Many golfing, and non-golfing, people sipped and chatted on smooth lawns by the swimming pool. Economist Sir Joseph Lockwood discussed with the Governor how free enterprise has made for the great prosperity of Hong Kong. We were getting into deep water so I reminded Lord Shawcross of a golf story he once told at a ‘30 Club’ dinner in London. Lady Shawcross doesn’t play. ‘A toast to the other vices,’ she said, raising her glass, and we all went indoors to cold salmon, sucking pig and a dozen eastern alternatives all worth coming from England to sample.
Duggie Clague has a mammoth group of Hong Kong businesses embracing everything from heavy industry to the large- scale manufacture of artificial flowers. He also has a ‘London house’ on the Sunningdale golf course. During the war he was taken prisoner by the Japanese, escaped, and led guerillas. He was one of the senior officers who took the surrender when the enemy left the island. Once, ‘just to take a look see’, he returned to Hong Kong Island under the enemy’s nose and had a bathe in Deep Water Bay.
With a bathe in mind in addition to golf the Golf Widow and I also went to Deep Water Bay. We had in store the pleasure of hearing a senior professional talking of the old days. Deep Water Bay is six miles from Hong Kong and costs only 8s. in one of the fleet of taxis owned by Chinese golf addict, Mr Choy.
The golf club comes under the banner of Royal Hong Kong and the maestro commanding is Bill Hitchens, a professional golfer since 1910, when he worked in a London club-making factory in East Sheen. After the 1914-18 war Bill became assistant at Richmond Park under J. H. Taylor’s brother Josh. Then he came to the Royal Hong Kong club and without much doubt was the first British golf professional to be appointed in the Far East.

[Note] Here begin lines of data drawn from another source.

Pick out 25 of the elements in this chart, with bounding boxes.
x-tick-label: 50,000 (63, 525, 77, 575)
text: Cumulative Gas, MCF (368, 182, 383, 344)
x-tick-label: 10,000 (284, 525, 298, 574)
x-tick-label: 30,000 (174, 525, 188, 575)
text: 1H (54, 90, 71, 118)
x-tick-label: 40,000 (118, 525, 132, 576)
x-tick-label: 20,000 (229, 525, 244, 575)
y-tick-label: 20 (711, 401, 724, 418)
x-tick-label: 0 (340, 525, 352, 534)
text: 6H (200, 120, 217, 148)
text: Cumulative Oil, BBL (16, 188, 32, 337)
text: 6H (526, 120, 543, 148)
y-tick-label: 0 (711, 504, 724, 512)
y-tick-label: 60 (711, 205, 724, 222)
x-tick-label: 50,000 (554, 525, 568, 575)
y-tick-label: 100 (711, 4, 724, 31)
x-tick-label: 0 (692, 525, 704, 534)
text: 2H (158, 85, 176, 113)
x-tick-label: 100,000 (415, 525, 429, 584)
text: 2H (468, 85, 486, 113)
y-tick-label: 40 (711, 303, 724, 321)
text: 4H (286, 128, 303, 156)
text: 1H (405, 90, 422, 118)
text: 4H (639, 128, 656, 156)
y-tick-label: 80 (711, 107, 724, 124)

No-one in any walk of working life puts in more hours than the old senior golf pros and this applies to Bill. He lives on the Kowloon side of the water and leaves his home at about 6.30 a.m. to be at Deep Water at 8 o’clock. He seldom finishes before 8 o’clock in the evening and rarely takes a day off.
Deep Water Bay is a short, 9 holes course, less than 3,500 yards, twice round. More than once, Bill has done nine consecutive threes. He doesn’t claim this as a tremendous golfing feat, but it is a couple of shots inside par and when it happens the lovely valley in which the course is set looks even more beautiful.
High hills, broken only with semi-skyscrapers perched on crags, arise on three sides and the entrance to the glen stretches down to a pleasant sandy beach. During the war, when the Japanese were in occupation, the clubhouse was used as a piggery, and going back further there were wild tigers and grey wolves. A python, eleven feet in length, was caught, stuffed and displayed in the bar. Also, ladies were wearing shorts on the course and I am wondering if this is the first instance of such frivolity in golf.
Deep Water Bay G.C. was always progressive. There was once a caddie-strike and 100 sepoys were sent over from the barracks to relieve difficulties. When the club became completely mechanised in 1927 the labouring water-buffaloes went, but in that year foxes became a nuisance. Also, Bernard Shaw visited the club.